I think you're forgetting a rather important factor; power dynamics. When it first started up, Phase was an unknown company with no prospects of success in a sea of other unknown companies with no prospects. When talents became successful in spite of Sakana's efforts, they and their fanbases were able to tell him to shut up and sit down, as failing to listen to them would ruin the company while not hurting the talents in any significant way.
His choices were to either listen to his own ego and destroy Phase Connect, or give in and let the talents continue making him a success. Now since Sakana is obviously a good businessman who doesn't put his ego ahead of the objectively profitable course of action, he chose the sensible course.

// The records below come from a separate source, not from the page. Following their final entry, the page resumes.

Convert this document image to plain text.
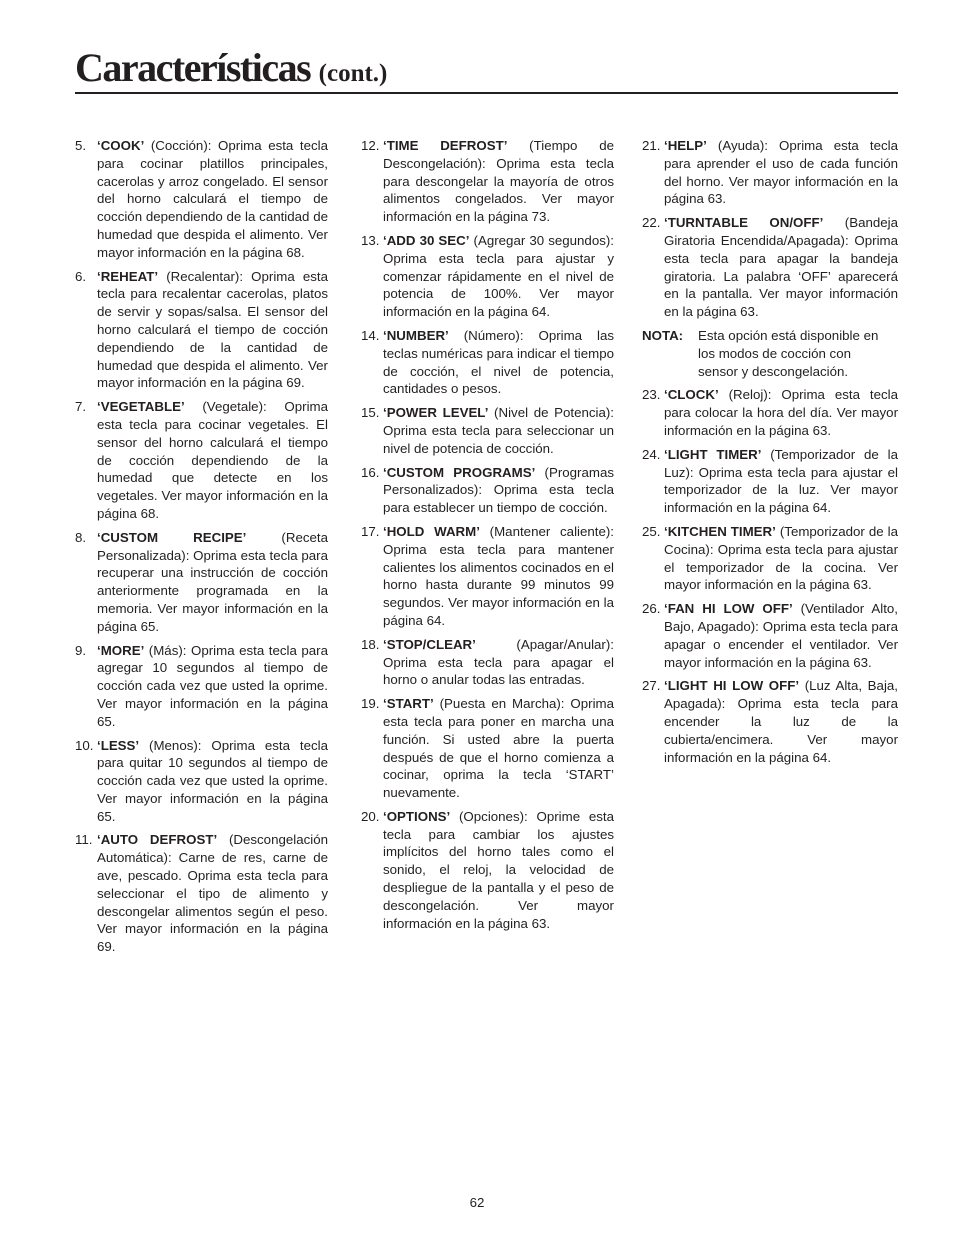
Características (cont.)
5. ‘COOK’ (Cocción): Oprima esta tecla para cocinar platillos principales, cacerolas y arroz congelado. El sensor del horno calculará el tiempo de cocción dependiendo de la cantidad de humedad que despida el alimento. Ver mayor información en la página 68.
6. ‘REHEAT’ (Recalentar): Oprima esta tecla para recalentar cacerolas, platos de servir y sopas/salsa. El sensor del horno calculará el tiempo de cocción dependiendo de la cantidad de humedad que despida el alimento. Ver mayor información en la página 69.
7. ‘VEGETABLE’ (Vegetale): Oprima esta tecla para cocinar vegetales. El sensor del horno calculará el tiempo de cocción dependiendo de la humedad que detecte en los vegetales. Ver mayor información en la página 68.
8. ‘CUSTOM RECIPE’ (Receta Personalizada): Oprima esta tecla para recuperar una instrucción de cocción anteriormente programada en la memoria. Ver mayor información en la página 65.
9. ‘MORE’ (Más): Oprima esta tecla para agregar 10 segundos al tiempo de cocción cada vez que usted la oprime. Ver mayor información en la página 65.
10. ‘LESS’ (Menos): Oprima esta tecla para quitar 10 segundos al tiempo de cocción cada vez que usted la oprime. Ver mayor información en la página 65.
11. ‘AUTO DEFROST’ (Descongelación Automática): Carne de res, carne de ave, pescado. Oprima esta tecla para seleccionar el tipo de alimento y descongelar alimentos según el peso. Ver mayor información en la página 69.
12. ‘TIME DEFROST’ (Tiempo de Descongelación): Oprima esta tecla para descongelar la mayoría de otros alimentos congelados. Ver mayor información en la página 73.
13. ‘ADD 30 SEC’ (Agregar 30 segundos): Oprima esta tecla para ajustar y comenzar rápidamente en el nivel de potencia de 100%. Ver mayor información en la página 64.
14. ‘NUMBER’ (Número): Oprima las teclas numéricas para indicar el tiempo de cocción, el nivel de potencia, cantidades o pesos.
15. ‘POWER LEVEL’ (Nivel de Potencia): Oprima esta tecla para seleccionar un nivel de potencia de cocción.
16. ‘CUSTOM PROGRAMS’ (Programas Personalizados): Oprima esta tecla para establecer un tiempo de cocción.
17. ‘HOLD WARM’ (Mantener caliente): Oprima esta tecla para mantener calientes los alimentos cocinados en el horno hasta durante 99 minutos 99 segundos. Ver mayor información en la página 64.
18. ‘STOP/CLEAR’ (Apagar/Anular): Oprima esta tecla para apagar el horno o anular todas las entradas.
19. ‘START’ (Puesta en Marcha): Oprima esta tecla para poner en marcha una función. Si usted abre la puerta después de que el horno comienza a cocinar, oprima la tecla ‘START’ nuevamente.
20. ‘OPTIONS’ (Opciones): Oprime esta tecla para cambiar los ajustes implícitos del horno tales como el sonido, el reloj, la velocidad de despliegue de la pantalla y el peso de descongelación. Ver mayor información en la página 63.
21. ‘HELP’ (Ayuda): Oprima esta tecla para aprender el uso de cada función del horno. Ver mayor información en la página 63.
22. ‘TURNTABLE ON/OFF’ (Bandeja Giratoria Encendida/Apagada): Oprima esta tecla para apagar la bandeja giratoria. La palabra ‘OFF’ aparecerá en la pantalla. Ver mayor información en la página 63.
NOTA:	Esta opción está disponible en los modos de cocción con sensor y descongelación.
23. ‘CLOCK’ (Reloj): Oprima esta tecla para colocar la hora del día. Ver mayor información en la página 63.
24. ‘LIGHT TIMER’ (Temporizador de la Luz): Oprima esta tecla para ajustar el temporizador de la luz. Ver mayor información en la página 64.
25. ‘KITCHEN TIMER’ (Temporizador de la Cocina): Oprima esta tecla para ajustar el temporizador de la cocina. Ver mayor información en la página 63.
26. ‘FAN HI LOW OFF’ (Ventilador Alto, Bajo, Apagado): Oprima esta tecla para apagar o encender el ventilador. Ver mayor información en la página 63.
27. ‘LIGHT HI LOW OFF’ (Luz Alta, Baja, Apagada): Oprima esta tecla para encender la luz de la cubierta/encimera. Ver mayor información en la página 64.
62
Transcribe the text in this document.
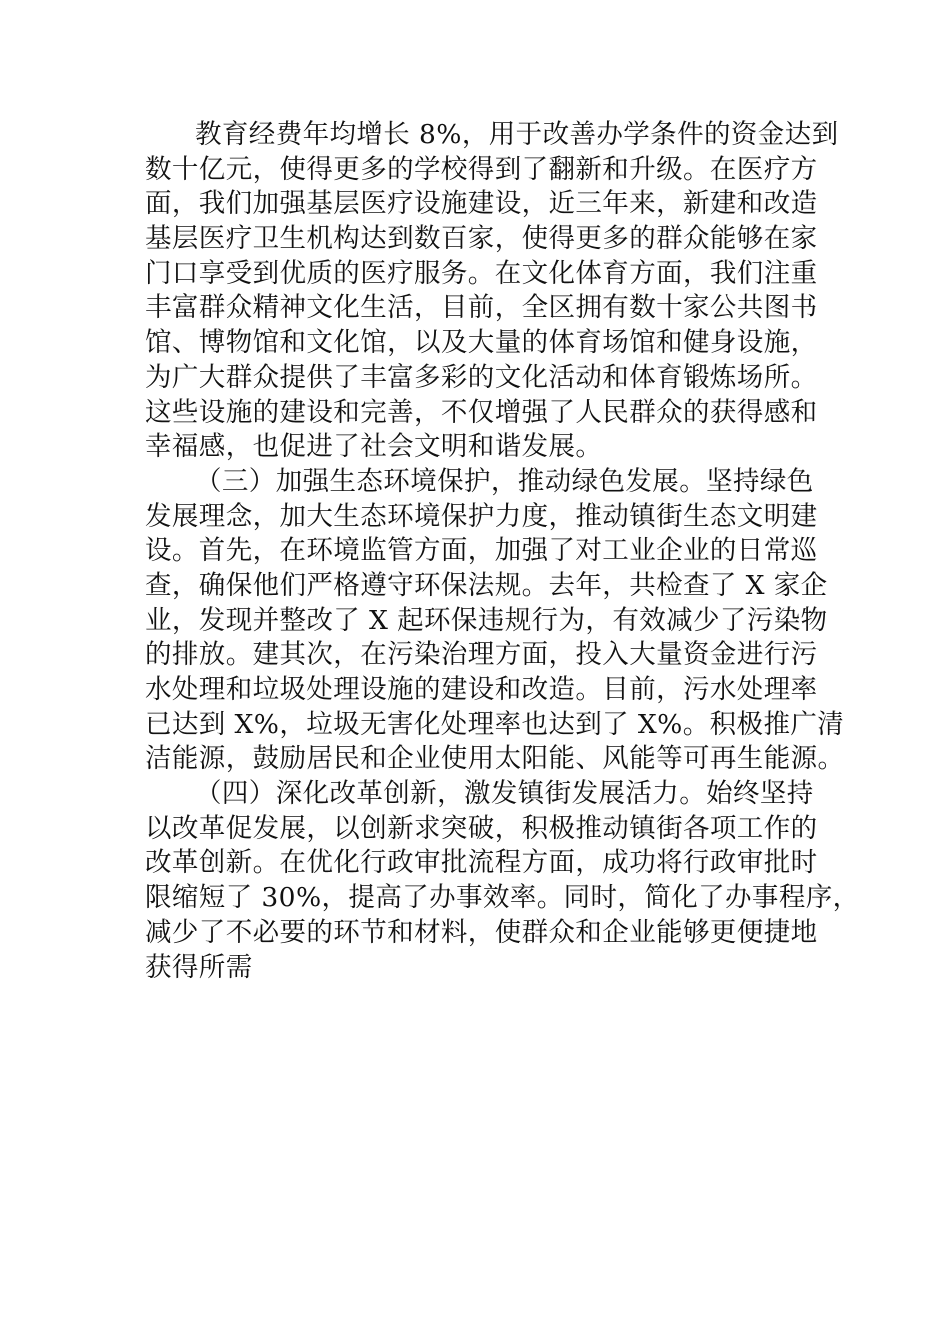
教育经费年均增长 8%，用于改善办学条件的资金达到
数十亿元，使得更多的学校得到了翻新和升级。在医疗方
面，我们加强基层医疗设施建设，近三年来，新建和改造
基层医疗卫生机构达到数百家，使得更多的群众能够在家
门口享受到优质的医疗服务。在文化体育方面，我们注重
丰富群众精神文化生活，目前，全区拥有数十家公共图书
馆、博物馆和文化馆，以及大量的体育场馆和健身设施，
为广大群众提供了丰富多彩的文化活动和体育锻炼场所。
这些设施的建设和完善，不仅增强了人民群众的获得感和
幸福感，也促进了社会文明和谐发展。
（三）加强生态环境保护，推动绿色发展。坚持绿色
发展理念，加大生态环境保护力度，推动镇街生态文明建
设。首先，在环境监管方面，加强了对工业企业的日常巡
查，确保他们严格遵守环保法规。去年，共检查了 X 家企
业，发现并整改了 X 起环保违规行为，有效减少了污染物
的排放。建其次，在污染治理方面，投入大量资金进行污
水处理和垃圾处理设施的建设和改造。目前，污水处理率
已达到 X%，垃圾无害化处理率也达到了 X%。积极推广清
洁能源，鼓励居民和企业使用太阳能、风能等可再生能源。
（四）深化改革创新，激发镇街发展活力。始终坚持
以改革促发展，以创新求突破，积极推动镇街各项工作的
改革创新。在优化行政审批流程方面，成功将行政审批时
限缩短了 30%，提高了办事效率。同时，简化了办事程序，
减少了不必要的环节和材料，使群众和企业能够更便捷地
获得所需
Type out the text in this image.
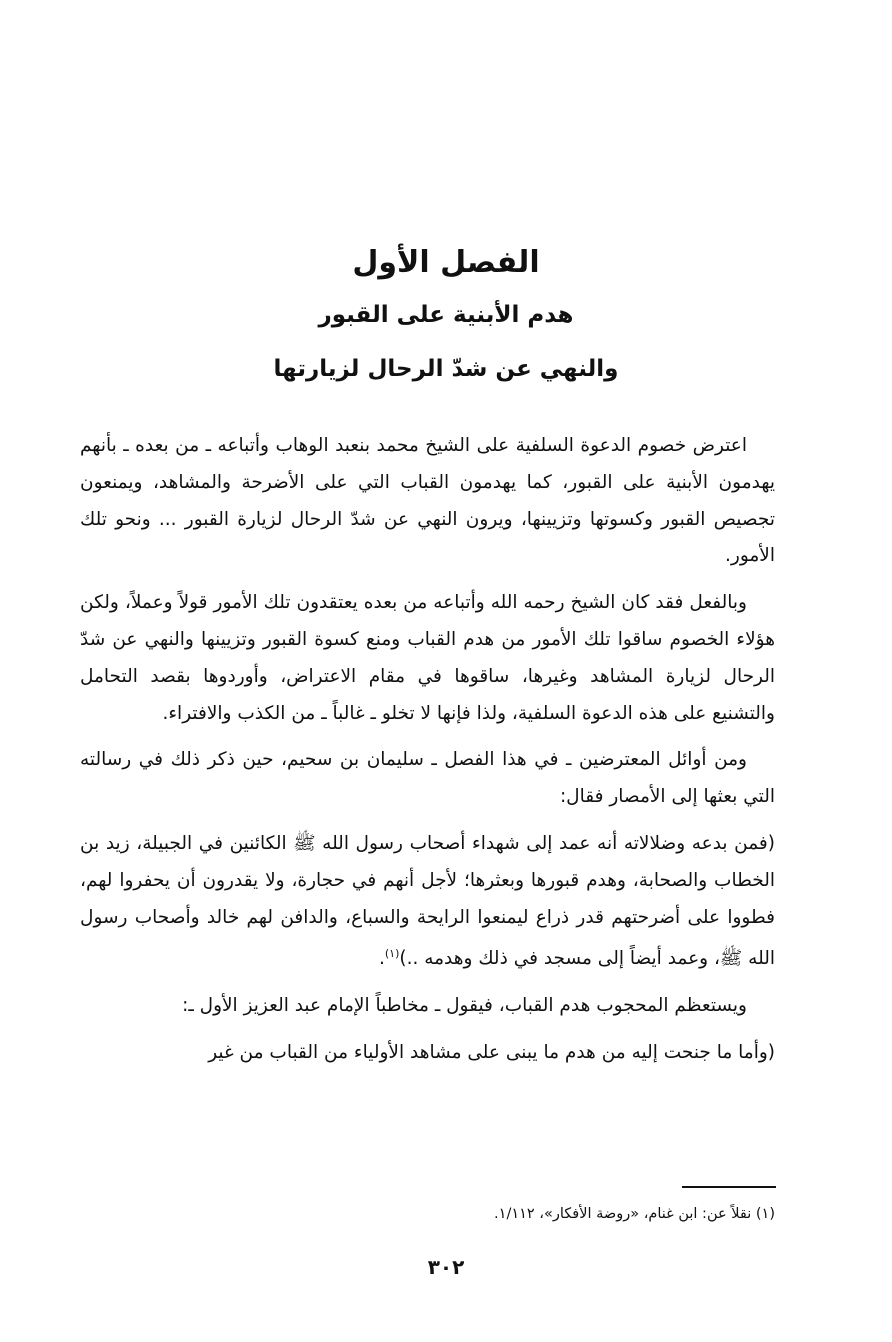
الفصل الأول
هدم الأبنية على القبور
والنهي عن شدّ الرحال لزيارتها

اعترض خصوم الدعوة السلفية على الشيخ محمد بنعبد الوهاب وأتباعه ـ من بعده ـ بأنهم يهدمون الأبنية على القبور، كما يهدمون القباب التي على الأضرحة والمشاهد، ويمنعون تجصيص القبور وكسوتها وتزيينها، ويرون النهي عن شدّ الرحال لزيارة القبور ... ونحو تلك الأمور.

وبالفعل فقد كان الشيخ رحمه الله وأتباعه من بعده يعتقدون تلك الأمور قولاً وعملاً، ولكن هؤلاء الخصوم ساقوا تلك الأمور من هدم القباب ومنع كسوة القبور وتزيينها والنهي عن شدّ الرحال لزيارة المشاهد وغيرها، ساقوها في مقام الاعتراض، وأوردوها بقصد التحامل والتشنيع على هذه الدعوة السلفية، ولذا فإنها لا تخلو ـ غالباً ـ من الكذب والافتراء.

ومن أوائل المعترضين ـ في هذا الفصل ـ سليمان بن سحيم، حين ذكر ذلك في رسالته التي بعثها إلى الأمصار فقال:

(فمن بدعه وضلالاته أنه عمد إلى شهداء أصحاب رسول الله ﷺ الكائنين في الجبيلة، زيد بن الخطاب والصحابة، وهدم قبورها وبعثرها؛ لأجل أنهم في حجارة، ولا يقدرون أن يحفروا لهم، فطووا على أضرحتهم قدر ذراع ليمنعوا الرايحة والسباع، والدافن لهم خالد وأصحاب رسول الله ﷺ، وعمد أيضاً إلى مسجد في ذلك وهدمه ..)$^{(١)}$.

ويستعظم المحجوب هدم القباب، فيقول ـ مخاطباً الإمام عبد العزيز الأول ـ:

(وأما ما جنحت إليه من هدم ما يبنى على مشاهد الأولياء من القباب من غير

(١) نقلاً عن: ابن غنام، «روضة الأفكار»، ١/١١٢.
٣٠٢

Now however, the power dynamic is the other way around. Sakana has connections and power that he simply didn't have at the start of Phase Connect. He doesn't need to listen to the talents anymore to be profitable or successful. I am not saying he doesn't listen, but I am saying that from a pragmatic viewpoint, it is no longer a major business concern of his. Nowadays, the talents need to fear displeasing Sakana's wishes vastly more than Sakana needs to fear displeasing the wishes of his talents. Phase is now big enough that any two or three big names could leave and the company would still be perfectly viable.
To put it simply, I don't buy into the idea that the early dynamic that catapulted Phase to success remains the status quo. I also think that there are many pragmatic reasons to maintain the image that it is still the dynamic. Sakana is a Chinese businessman with a great deal of power and money. It is extremely beneficial for him to hide and obfuscate these facts behind a persona that paints him as a lovably ineffectual goofball who sleeps in a dog basket and lets tiny menhera women yell at him while he thinks about coffee.